Did you know that you can eat a healthy, organic diet on a tight budget?
Believe it or not, eating organic food does not have to be expensive. Over the past few years, the growing interest in organic food and its many benefits has led to more competition and increased availability. Organic options are more accessible, and if you’re concerned about where your food comes from, affordable organic items are available to you.
Many times, people avoid fresh produce because they don’t know how to prepare it and they’ve only been exposed to processed junk. But a little education and an open mind can do wonders for your budget and your health.
Top 12 Foods to Buy Organic
If you have budget constraints, your money is doing more for your health when you put it towards organic varieties of the following fruits and vegetables (listed in descending order, starting with greatest levels pesticide contamination):
- Sweet bell peppers
- Nectarines (imported)
- Grapes (imported)
- Blueberries (domestic)
Save Your Money & Buy Conventional
If going totally organic is too difficult or pricey, play it safe and eat the following conventional produce items to minimize your exposure. These are known to have the least amount of pesticide residue (listed in ascending order, starting with of lowest levels of pesticide contamination):
- Sweet corn
- Sweet peas
- Cantaloupe (domestic)
- Sweet potatoes
When eating conventional foods, be certain to peel away edible skins and outer leaves (such as those on lettuce) as pesticides are often concentrated there. Remember to wash all produce (conventional and organic) thoroughly with a natural fruit and vegetable cleanser. Peeling and washing can help reduce (not eliminate) pesticide exposure, but also results in the loss of valuable vitamins and nutrients (like fiber). When you have the choice between an organic item and one that’s conventionally grown, choose organic as much as possible.
These four tips can help you pick up plenty of organic products without getting you uncomfortable with your grocery budget.
1. Rethink your food budget.
Free up more dollars for organic food by trimming the fat from your conventional food budget. Add up all the dollars you spend every month on food, including fast food meals, morning cups of coffee, bagels and even trips to vending machines. A small change in your eating habits could free up the money you need to buy the organic foods that you really want.
2. Ease into organic.
Begin the transition to organic eating with some of your favorite foods. Pick a product or two that you decide you really notice a difference in taste and that really excites you. Families with young children may want to start by buying organic baby food and dairy products. If you’re concerned about pesticides, you may want to substitute organic foods for conventional foods with the highest levels of pesticide residues. These include apples, apricots, peaches, pears, red raspberries, strawberries, spinach, peppers, celery and potatoes.
3. Shop at farmers’ markets.
Farmers’ markets are great sources of fresh local produce. A just-picked tomato from a local farm tastes better than a tomato that’s traveled thousands of miles before reaching a supermarket shelf. It’s going to be cheaper and fresher at a farmers’ market. If you don’t see a sign saying the produce is organic, be sure to ask.

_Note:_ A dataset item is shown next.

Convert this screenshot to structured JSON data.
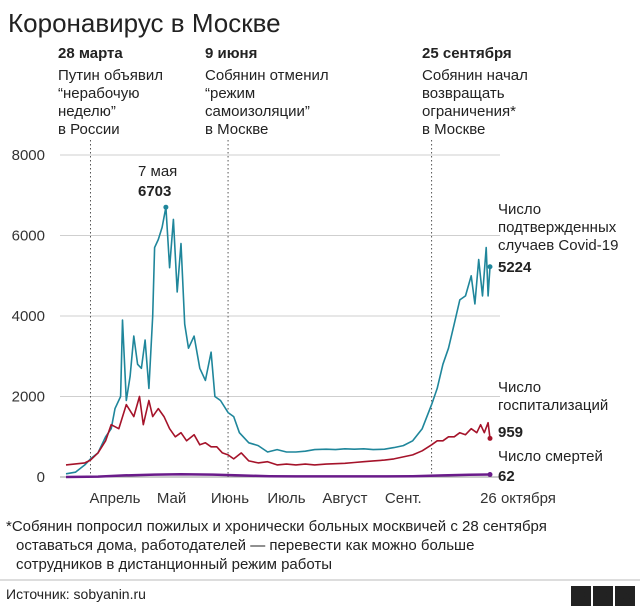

Some farmers may be making the transition to organic farming. The key to landing good deals at farmers’ markets is to ask lots of questions. Ask about seconds — perfectly tasty but misshapen produce that you may be able to buy at a discount. Ask about discounts for buying in bulk. Ask how you can buy their produce when the market is closed.
4. Bulk up on in season items.
The absolute best time to buy an organic fruit or vegetable is at the peak of its growing season. As the season progresses there’s more produce and the price has a tendency to shift downward, sometimes dramatically. That’s the best time to buy. And that’s the best time to buy big. Load up on all your favorite organic fruits and veggies at dirt-cheap prices.